An Honest Shot
Patagonia in the ‘70s through the lens of photographer Gary Regester.
Photos and captions by Gary Regester
In 1974, Gary Regester, then a student at ArtCenter College of Design in Los Angeles, became a fly on the wall at Chouinard Equipment to complete a class assignment. Over the course of a week, he shot this and that and became friends with the earliest employees, returning in future years to capture their progress. Gary and his new friends also unwittingly helped Patagonia arrive at a more journalistic approach to commercial photography—although it took some blunders with “clothes worn falsely with smiling models”—to realize the collaboration had created more of what we needed. It was an approach our founder, Yvon Chouinard, calls “an honest shot: Real people doing real things.”
As we celebrate our 50th year, we’ve been asking ourselves, what are we taking with us, and what are we leaving behind? For the Patagonia photo team, the answer’s clear: We’re keeping our photography principles.
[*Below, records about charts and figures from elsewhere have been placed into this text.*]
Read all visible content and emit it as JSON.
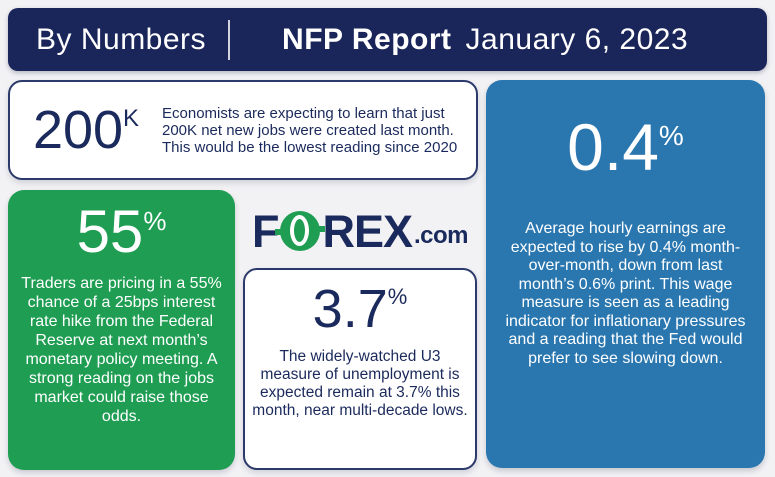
{
  "header": {
    "brand": "By Numbers",
    "title": "NFP Report",
    "date": "January 6, 2023"
  },
  "logo": {
    "name": "FOREX.com",
    "part_f": "F",
    "part_rex": "REX",
    "part_com": ".com"
  },
  "cards": {
    "jobs": {
      "value": "200",
      "unit": "K",
      "text": "Economists are expecting to learn that just 200K net new jobs were created last month. This would be the lowest reading since 2020"
    },
    "rate_hike": {
      "value": "55",
      "unit": "%",
      "text": "Traders are pricing in a 55% chance of a 25bps interest rate hike from the Federal Reserve at next month’s monetary policy meeting. A strong reading on the jobs market could raise those odds."
    },
    "unemployment": {
      "value": "3.7",
      "unit": "%",
      "text": "The widely-watched U3 measure of unemployment is expected remain at 3.7% this month, near multi-decade lows."
    },
    "earnings": {
      "value": "0.4",
      "unit": "%",
      "text": "Average hourly earnings are expected to rise by 0.4% month-over-month, down from last month’s 0.6% print. This wage measure is seen as a leading indicator for inflationary pressures and a reading that the Fed would prefer to see slowing down."
    }
  },
  "colors": {
    "navy": "#1a265a",
    "navy_text": "#1b2a5c",
    "green": "#1f9e53",
    "blue": "#2a77b0",
    "background": "#f2f2f4",
    "card_border": "#2c3a6b",
    "white": "#ffffff"
  }
}
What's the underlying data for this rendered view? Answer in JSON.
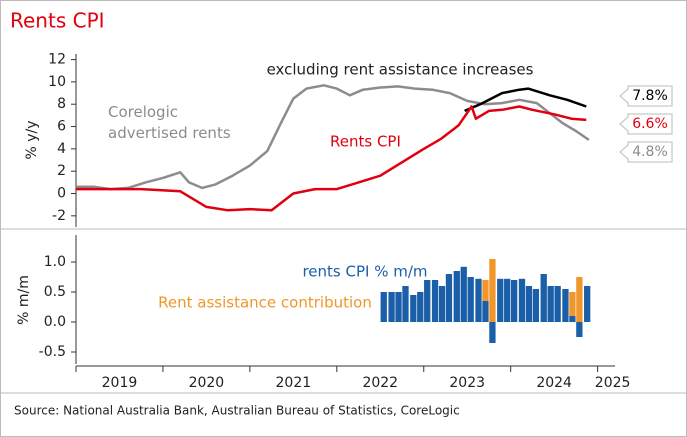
{
  "chart_data": [
    {
      "type": "line",
      "title": "Rents CPI",
      "ylabel": "% y/y",
      "xlim": [
        2019,
        2025.2
      ],
      "ylim": [
        -3,
        12.5
      ],
      "yticks": [
        -2,
        0,
        2,
        4,
        6,
        8,
        10,
        12
      ],
      "annotation": "excluding rent assistance increases",
      "series": [
        {
          "name": "Corelogic advertised rents",
          "color": "#8c8c8c",
          "end_label": "4.8%",
          "x": [
            2019.0,
            2019.2,
            2019.4,
            2019.6,
            2019.8,
            2020.0,
            2020.2,
            2020.3,
            2020.45,
            2020.6,
            2020.8,
            2021.0,
            2021.2,
            2021.35,
            2021.5,
            2021.65,
            2021.85,
            2022.0,
            2022.15,
            2022.3,
            2022.5,
            2022.7,
            2022.9,
            2023.1,
            2023.3,
            2023.5,
            2023.7,
            2023.9,
            2024.1,
            2024.3,
            2024.45,
            2024.6,
            2024.75,
            2024.9
          ],
          "values": [
            0.6,
            0.6,
            0.4,
            0.5,
            1.0,
            1.4,
            1.9,
            1.0,
            0.5,
            0.8,
            1.6,
            2.5,
            3.8,
            6.2,
            8.5,
            9.4,
            9.7,
            9.4,
            8.8,
            9.3,
            9.5,
            9.6,
            9.4,
            9.3,
            9.0,
            8.3,
            8.0,
            8.1,
            8.4,
            8.1,
            7.2,
            6.3,
            5.6,
            4.8
          ]
        },
        {
          "color": "#000000",
          "end_label": "7.8%",
          "x": [
            2023.47,
            2023.65,
            2023.9,
            2024.1,
            2024.2,
            2024.45,
            2024.65,
            2024.87
          ],
          "values": [
            7.4,
            8.0,
            9.0,
            9.3,
            9.4,
            8.8,
            8.4,
            7.8
          ]
        },
        {
          "name": "Rents CPI",
          "color": "#e0000f",
          "end_label": "6.6%",
          "x": [
            2019.0,
            2019.75,
            2020.2,
            2020.5,
            2020.75,
            2021.0,
            2021.25,
            2021.5,
            2021.75,
            2022.0,
            2022.25,
            2022.5,
            2022.75,
            2023.0,
            2023.2,
            2023.4,
            2023.55,
            2023.6,
            2023.75,
            2023.9,
            2024.1,
            2024.25,
            2024.5,
            2024.7,
            2024.87
          ],
          "values": [
            0.4,
            0.4,
            0.2,
            -1.2,
            -1.5,
            -1.4,
            -1.5,
            0.0,
            0.4,
            0.4,
            1.0,
            1.6,
            2.8,
            4.0,
            4.9,
            6.1,
            7.8,
            6.7,
            7.4,
            7.5,
            7.8,
            7.5,
            7.1,
            6.7,
            6.6
          ]
        }
      ]
    },
    {
      "type": "bar",
      "ylabel": "% m/m",
      "stacked": true,
      "xlim": [
        2019,
        2025.2
      ],
      "ylim": [
        -0.7,
        1.45
      ],
      "yticks": [
        -0.5,
        {
          "value": 0,
          "label": "0.0"
        },
        0.5,
        {
          "value": 1,
          "label": "1.0"
        }
      ],
      "xticks": [
        2019,
        2020,
        2021,
        2022,
        2023,
        2024,
        2025
      ],
      "x": [
        2022.54,
        2022.63,
        2022.71,
        2022.79,
        2022.88,
        2022.96,
        2023.04,
        2023.13,
        2023.21,
        2023.29,
        2023.38,
        2023.46,
        2023.54,
        2023.63,
        2023.71,
        2023.79,
        2023.88,
        2023.96,
        2024.04,
        2024.13,
        2024.21,
        2024.29,
        2024.38,
        2024.46,
        2024.54,
        2024.63,
        2024.71,
        2024.79,
        2024.88
      ],
      "series": [
        {
          "name": "rents CPI % m/m",
          "color": "#1a5fa8",
          "values": [
            0.5,
            0.5,
            0.5,
            0.6,
            0.45,
            0.5,
            0.7,
            0.7,
            0.6,
            0.8,
            0.85,
            0.92,
            0.75,
            0.72,
            0.35,
            -0.35,
            0.72,
            0.72,
            0.7,
            0.72,
            0.6,
            0.55,
            0.8,
            0.6,
            0.6,
            0.55,
            0.1,
            -0.25,
            0.6
          ]
        },
        {
          "name": "Rent assistance contribution",
          "color": "#f0962a",
          "values": [
            0,
            0,
            0,
            0,
            0,
            0,
            0,
            0,
            0,
            0,
            0,
            0,
            0,
            0,
            0.35,
            1.05,
            0,
            0,
            0,
            0,
            0,
            0,
            0,
            0,
            0,
            0,
            0.4,
            0.75,
            0
          ]
        }
      ]
    }
  ],
  "source": "Source: National Australia Bank, Australian Bureau of Statistics, CoreLogic"
}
The next 50 years aren’t a reframe, but rather a renewed commitment to cultivating an informal guild of visual artists from a wide range of backgrounds and experience—those with an eye for the authentic and what our first art director and photo editor, Jennifer Ridgeway, called a “right attitude of mind, the right spirit.” Future Gary Regesters, you might say. “We like photography that has magic,” Jennifer wrote. “This is hard to articulate, some images have a spirit beyond their composite parts.”